La pena è stata chiesta dal sostituto procuratore generale al processo di appello. Secondo il magistrato, le accuse a carico dell'imputato, ribadite anche dalle presunte vittime nelle udienze precedenti, sono state riscontrate. La sentenza di primo grado è stata emessa il 13 dicembre del 2018 dai giudici della prima sezione penale del tribunale di Agrigento presieduta da Alfonso Malato.

I fatti sarebbero avvenuti alla periferia di Licata, tra il 2014 e il 2016. Una delle due ragazze vittime delle sue attenzioni sessuali avrebbe problemi psichici e l’altra era dodicenne all’epoca dei fatti. In questo lasso di tempo l’uomo avrebbe abusato della ragazza con problemi psichici, e solo nel 2016, invece, della dodicenne. Subito dopo questo fatto, che sarebbe accaduto il 29 agosto, l’uomo venne arrestato e messo ai domiciliari.

Le indagini sono procedute in maniera abbastanza spedita e la Procura, a conclusione dell’attività istruttoria, aveva chiesto al giudice, ottenendolo, di disporre il giudizio immediato. 

Il racconto delle ragazze alle proprie madri fece scattare le indagini. Gli abusi sarebbero stati commessi approfittando della circostanza che i genitori, suoi amici, gliele affidavano quando andavano al lavoro. I giudici della Corte di appello, in una delle prime udienze, avevano emesso un’ordinanza con la quale disponevano di sentire di nuovo le vittime e la madre di una di loro che raccolse le confidenze della figlia e denunciò l’episodio. Accuse che sono state confermate  tanto che, secondo il pg, la condanna deve essere confermata. 
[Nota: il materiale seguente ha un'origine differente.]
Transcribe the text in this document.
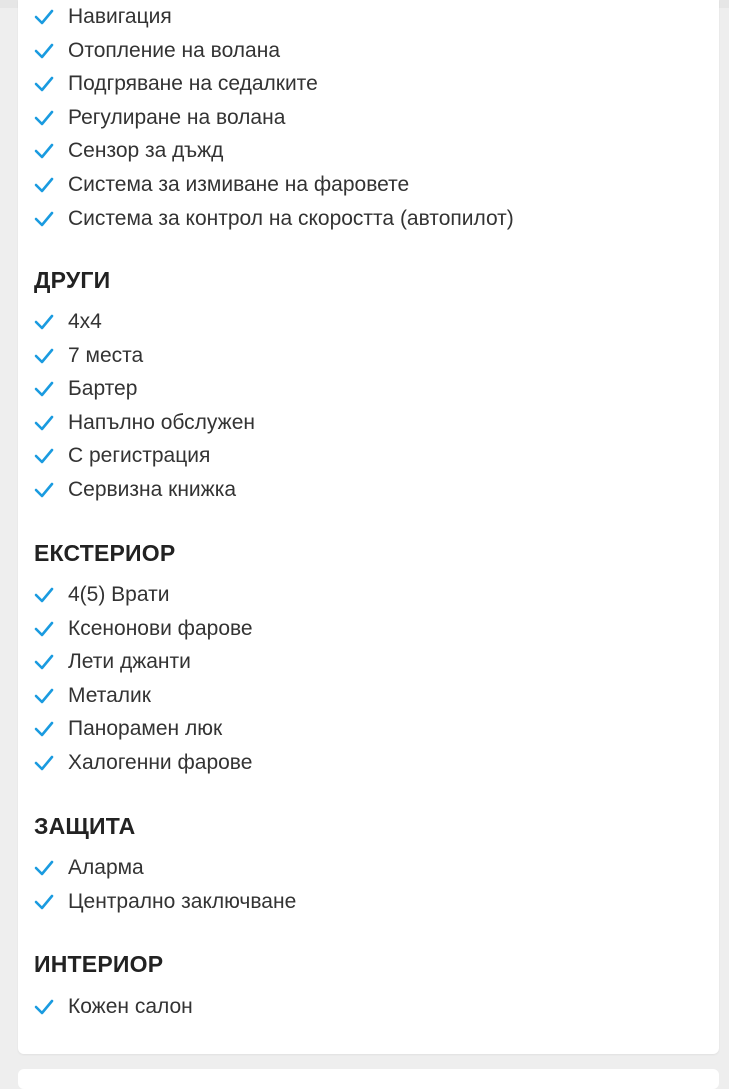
Навигация
Отопление на волана
Подгряване на седалките
Регулиране на волана
Сензор за дъжд
Система за измиване на фаровете
Система за контрол на скоростта (автопилот)
ДРУГИ
4x4
7 места
Бартер
Напълно обслужен
С регистрация
Сервизна книжка
ЕКСТЕРИОР
4(5) Врати
Ксенонови фарове
Лети джанти
Металик
Панорамен люк
Халогенни фарове
ЗАЩИТА
Аларма
Централно заключване
ИНТЕРИОР
Кожен салон
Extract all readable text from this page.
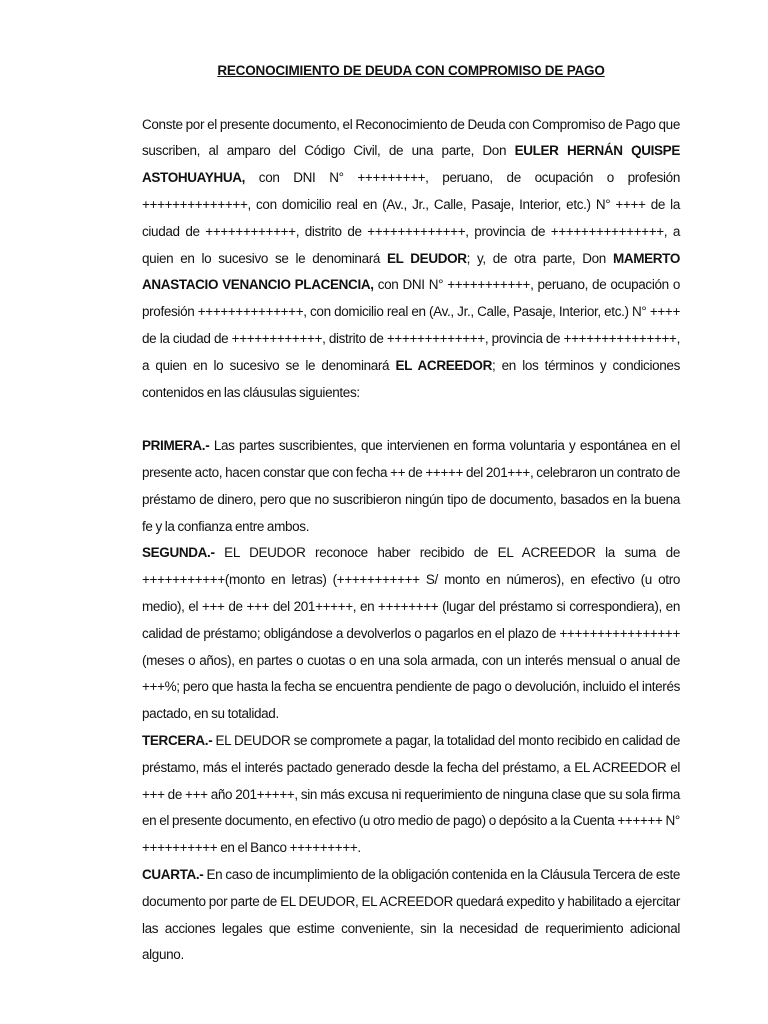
RECONOCIMIENTO DE DEUDA CON COMPROMISO DE PAGO

Conste por el presente documento, el Reconocimiento de Deuda con Compromiso de Pago que suscriben, al amparo del Código Civil, de una parte, Don EULER HERNÁN QUISPE ASTOHUAYHUA, con DNI N° +++++++++, peruano, de ocupación o profesión ++++++++++++++, con domicilio real en (Av., Jr., Calle, Pasaje, Interior, etc.) N° ++++ de la ciudad de ++++++++++++, distrito de +++++++++++++, provincia de +++++++++++++++, a quien en lo sucesivo se le denominará EL DEUDOR; y, de otra parte, Don MAMERTO ANASTACIO VENANCIO PLACENCIA, con DNI N° +++++++++++, peruano, de ocupación o profesión ++++++++++++++, con domicilio real en (Av., Jr., Calle, Pasaje, Interior, etc.) N° ++++ de la ciudad de ++++++++++++, distrito de +++++++++++++, provincia de +++++++++++++++, a quien en lo sucesivo se le denominará EL ACREEDOR; en los términos y condiciones contenidos en las cláusulas siguientes:

PRIMERA.- Las partes suscribientes, que intervienen en forma voluntaria y espontánea en el presente acto, hacen constar que con fecha ++ de +++++ del 201+++, celebraron un contrato de préstamo de dinero, pero que no suscribieron ningún tipo de documento, basados en la buena fe y la confianza entre ambos.

SEGUNDA.- EL DEUDOR reconoce haber recibido de EL ACREEDOR la suma de +++++++++++(monto en letras) (+++++++++++ S/ monto en números), en efectivo (u otro medio), el +++ de +++ del 201+++++, en ++++++++ (lugar del préstamo si correspondiera), en calidad de préstamo; obligándose a devolverlos o pagarlos en el plazo de ++++++++++++++++ (meses o años), en partes o cuotas o en una sola armada, con un interés mensual o anual de +++%; pero que hasta la fecha se encuentra pendiente de pago o devolución, incluido el interés pactado, en su totalidad.

TERCERA.- EL DEUDOR se compromete a pagar, la totalidad del monto recibido en calidad de préstamo, más el interés pactado generado desde la fecha del préstamo, a EL ACREEDOR el +++ de +++ año 201+++++, sin más excusa ni requerimiento de ninguna clase que su sola firma en el presente documento, en efectivo (u otro medio de pago) o depósito a la Cuenta ++++++ N° ++++++++++ en el Banco +++++++++.

CUARTA.- En caso de incumplimiento de la obligación contenida en la Cláusula Tercera de este documento por parte de EL DEUDOR, EL ACREEDOR quedará expedito y habilitado a ejercitar las acciones legales que estime conveniente, sin la necesidad de requerimiento adicional alguno.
Le due ragazzine si sono costituite parte civile con l’assistenza degli avvocati Angelo Benvenuto e Giuseppe Sorriso che hanno già illustrato le loro arringhe conclusive dopo la requisitoria del pg.

Il 13 ottobre il difensore dell'imputato, l'avvocato Antonio Ragusa, illustrerà il proprio intervento e, subito dopo, potrebbe essere emessa la sentenza.